Alex Bligh alex at alex.org.uk
Sun Apr 10 17:54:14 UTC 2005


Bruce,

--On 10 April 2005 10:10 -0700 Bruce Perens <bruce at perens.com> wrote:

> I haven't looked at this for OSD compliance, but am making a comment on
> the covenant between you and the outside developers. Is your intention to
> vend an _enhanced_ version of the software that is not Open Source while
> you work on a "community" version as well, or do you only wish to
> continue to fulfill the needs of proprietary licensees for the exact same
> program? IMO the asymetrical relationship that occurrs when the initial
> developer vends a proprietary "super" version which also mixes in outside
> contributions doesn't attract developers very well. They have no desire
> to be second-class citizens.

In the general case, either. However, note that any *outside* contributions
by definition must be in the open source version. That's the "catch" for
the ID as per 4.1: they get the additional license "provided such versions
remain available under the terms of this License or a future version of
this License released under Section 4.1".

If you mean what are the differences likely to be for the enhanced
version, in the context of clients I'm dealing with at the moment,
they fall into two categories:
* Enhanced features developed solely by the Initial Developer which
  they intend to open source at a later date (and make some money from
  in the mean time) - rather like the Ghostscipt model.
* Features linked to closed source libraries the ID is paying for either
  by the copy or in some other manner, whose license effectively
  prohibits incoporation into open source software. In respect of some
  of these, there are no viable open source alternatives (and may
  well never be, due to patents and/or industry adoption of a single
  vendor as a closed standard).

It's actually the second which is the hardest to get wrong.

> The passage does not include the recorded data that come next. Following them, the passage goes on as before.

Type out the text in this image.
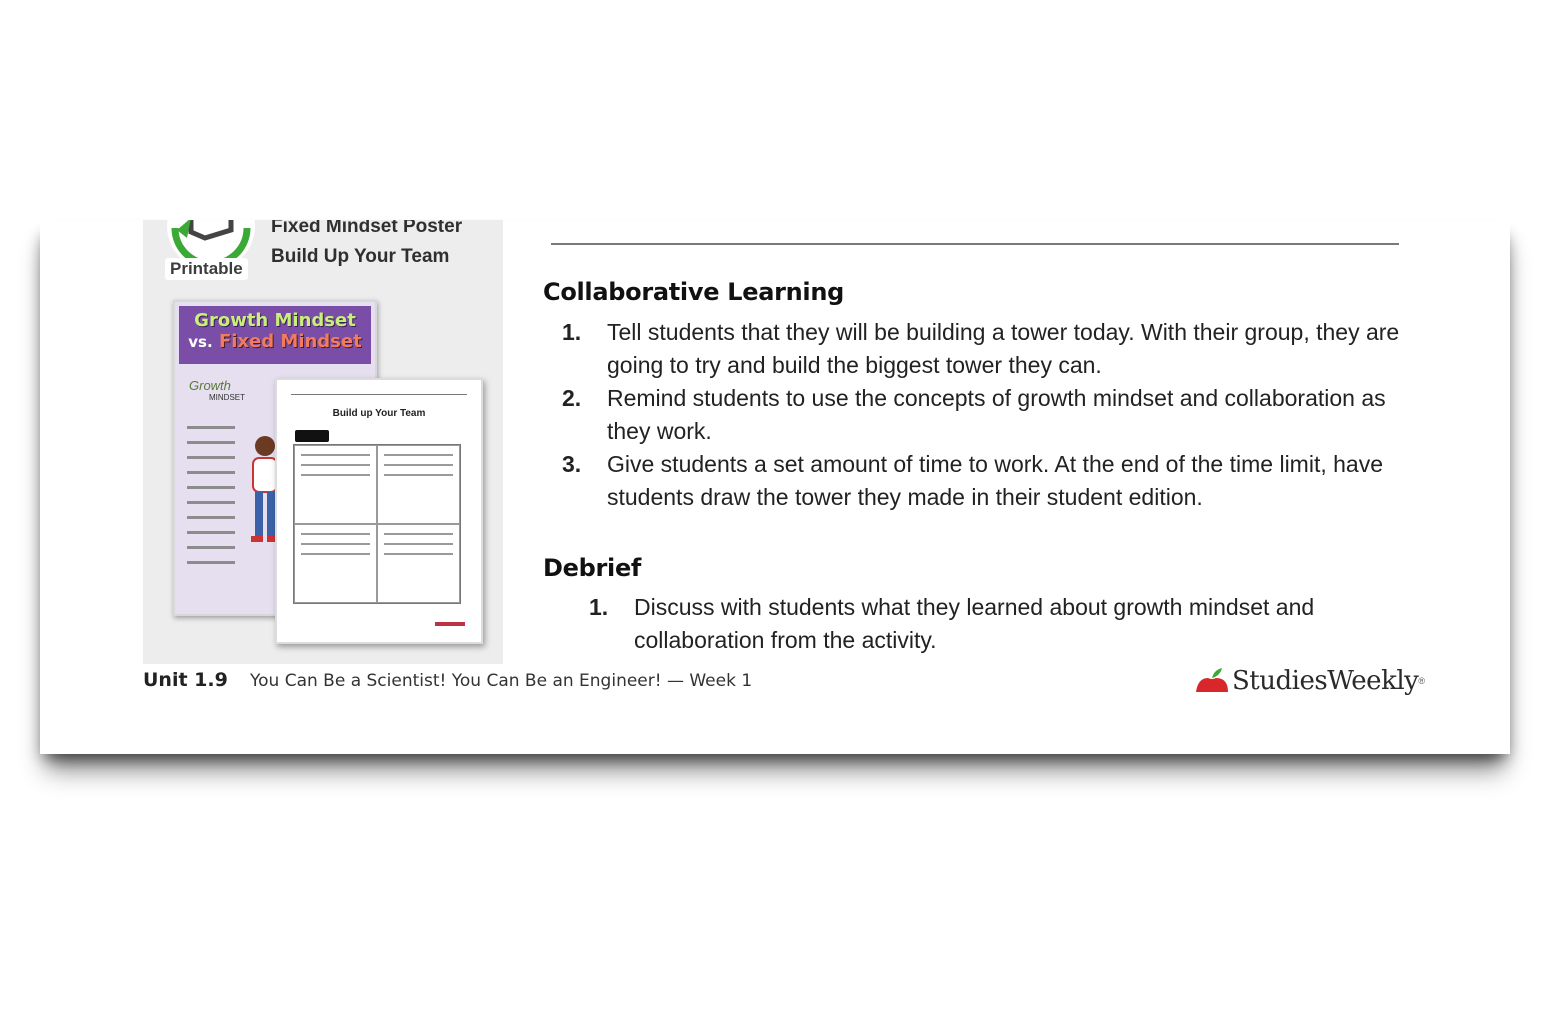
Printable
Fixed Mindset Poster
Build Up Your Team
Growth Mindset
vs. Fixed Mindset
Growth
MINDSET
Build up Your Team
Collaborative Learning
1.	Tell students that they will be building a tower today. With their group, they are going to try and build the biggest tower they can.
2.	Remind students to use the concepts of growth mindset and collaboration as they work.
3.	Give students a set amount of time to work. At the end of the time limit, have students draw the tower they made in their student edition.
Debrief
1.	Discuss with students what they learned about growth mindset and collaboration from the activity.
Unit 1.9 You Can Be a Scientist! You Can Be an Engineer! — Week 1	StudiesWeekly ®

> If that is not your intent, I would suggest that you balance the
> relationship while retaining the ability to service your proprietary
> customers. In the initial developer grant, include a promise that as long
> as you are using the subsequent contributions in a proprietary version,
> that you will also release the same program under an OSI-certified Open
> Source license.

That's already there isn't it - the bit of 4.1 I mentioned? In respect of
each contribution, if the ID makes use of the additional developer grant
for proprietary product, they must in return make the contribution
available under this license (which hopefully will be OSI certified).
Perhaps I'm missing what you are saying.